By Bill Parry
While construction on the first building of the massive Hallets Point development continues at First Street and 26th Avenue in Astoria, the rest of the megaproject has been put on hold.
A day after Mayor Bill de Blasio joined a host of elected and community leaders for a groundbreaking at the site Jan. 14, the 421-a tax abatement expired. After the first building with its 405 apartments, 81 of which are affordable units, and a supermarket are completed, the future of the multi-phase $1.5 billion complex is in limbo.
“Building One is being built under the old 421-a, but the next phase that was set to begin in 2017 is contingent on having 421-a or a suitable replacement,” Durst Organization spokesman Jordan Barowitz said. “Without it we can’t continue the project. It is absolutely essential for the construction, and all rental construction in the city as well as affordable housing.”
The deal for the developer tax break collapsed after the Real Estate Board of New York and the Building and Construction Trades Council failed to reach agreement on prevailing construction wages. Without 421-a abatement, Barowitz said the taxes are “just crushing” and completion of the project’s 2,400 units, 483 of them affordable, may not happen.
The 421-a program provides vital tax abatements to residential developers by eliminating property taxes in exchange for a higher number of below-market-rate apartments.
“We continue to believe that an as-of-right program with strong affordable housing requirements is a vital part of combating this housing crisis,” de Blasio spokesman Wiley Norville said. “We need every tool we can get to help families make ends meet. We look forward to our discussions with State colleagues on how best to achieve these goals.”
The impasse disappointed residents at the neighboring Astoria Houses.

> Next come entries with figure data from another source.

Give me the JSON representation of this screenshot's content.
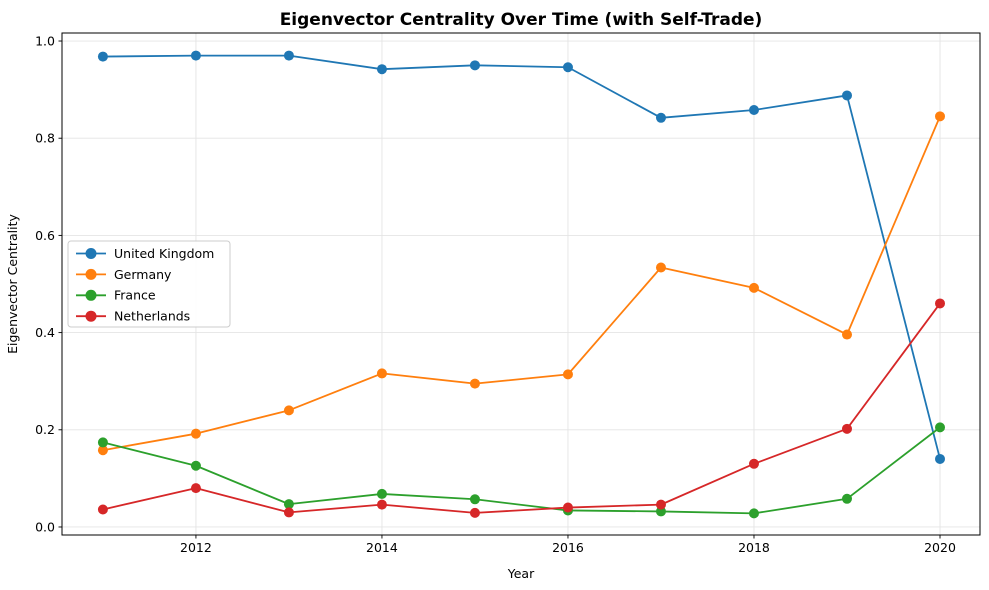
{
  "chart_data": {
    "type": "line",
    "title": "Eigenvector Centrality Over Time (with Self-Trade)",
    "xlabel": "Year",
    "ylabel": "Eigenvector Centrality",
    "x": [
      2011,
      2012,
      2013,
      2014,
      2015,
      2016,
      2017,
      2018,
      2019,
      2020
    ],
    "xticks": [
      2012,
      2014,
      2016,
      2018,
      2020
    ],
    "yticks": [
      0.0,
      0.2,
      0.4,
      0.6,
      0.8,
      1.0
    ],
    "xlim": [
      2010.56,
      2020.43
    ],
    "ylim": [
      -0.0165,
      1.0165
    ],
    "grid": true,
    "legend_loc": "center left",
    "series": [
      {
        "name": "United Kingdom",
        "color": "#1f77b4",
        "values": [
          0.968,
          0.97,
          0.97,
          0.942,
          0.95,
          0.946,
          0.842,
          0.858,
          0.888,
          0.14
        ]
      },
      {
        "name": "Germany",
        "color": "#ff7f0e",
        "values": [
          0.158,
          0.192,
          0.24,
          0.316,
          0.295,
          0.314,
          0.534,
          0.492,
          0.396,
          0.845
        ]
      },
      {
        "name": "France",
        "color": "#2ca02c",
        "values": [
          0.174,
          0.126,
          0.047,
          0.068,
          0.057,
          0.034,
          0.032,
          0.028,
          0.058,
          0.205
        ]
      },
      {
        "name": "Netherlands",
        "color": "#d62728",
        "values": [
          0.036,
          0.08,
          0.03,
          0.046,
          0.029,
          0.04,
          0.046,
          0.13,
          0.202,
          0.46
        ]
      }
    ]
  }
}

Hallets Point was expected to revitalize and reconnect the community to the rest of the neighborhood and residents were to have rental preference for 50 percent of all the affordable housing units.
“We were surprised to learn the project was in phases and not all at once,” said Claudia Coger, president of the Astoria Houses Resident Association, “The people had hoped that the project would move forward, but now we are hoping for the best. Hopefully, the logistics will be worked out and the Durst Organization can carry out their plan.”
The Durst Organization had also partnered with Urban Upbound to provide access to construction job opportunities for residents of the Astoria Houses, where 47 percent of the residents are unemployed or underemployed. Urban Upbound’s first worker cooperative, On Point Security, was started with an eye on the Hallets Point megaproject.
“This peninsula has been overlooked and underserved for so long, of course, we were excited about this project as it was envisioned,” Urban Upbound founder Bishop Mitchell Taylor said. “Legislators will just have to find some kind of mechanism that can make this happen. We have projected and planned and put businesses in play. We have to keep preparing our workforce as if the project, and other projects, will happen.”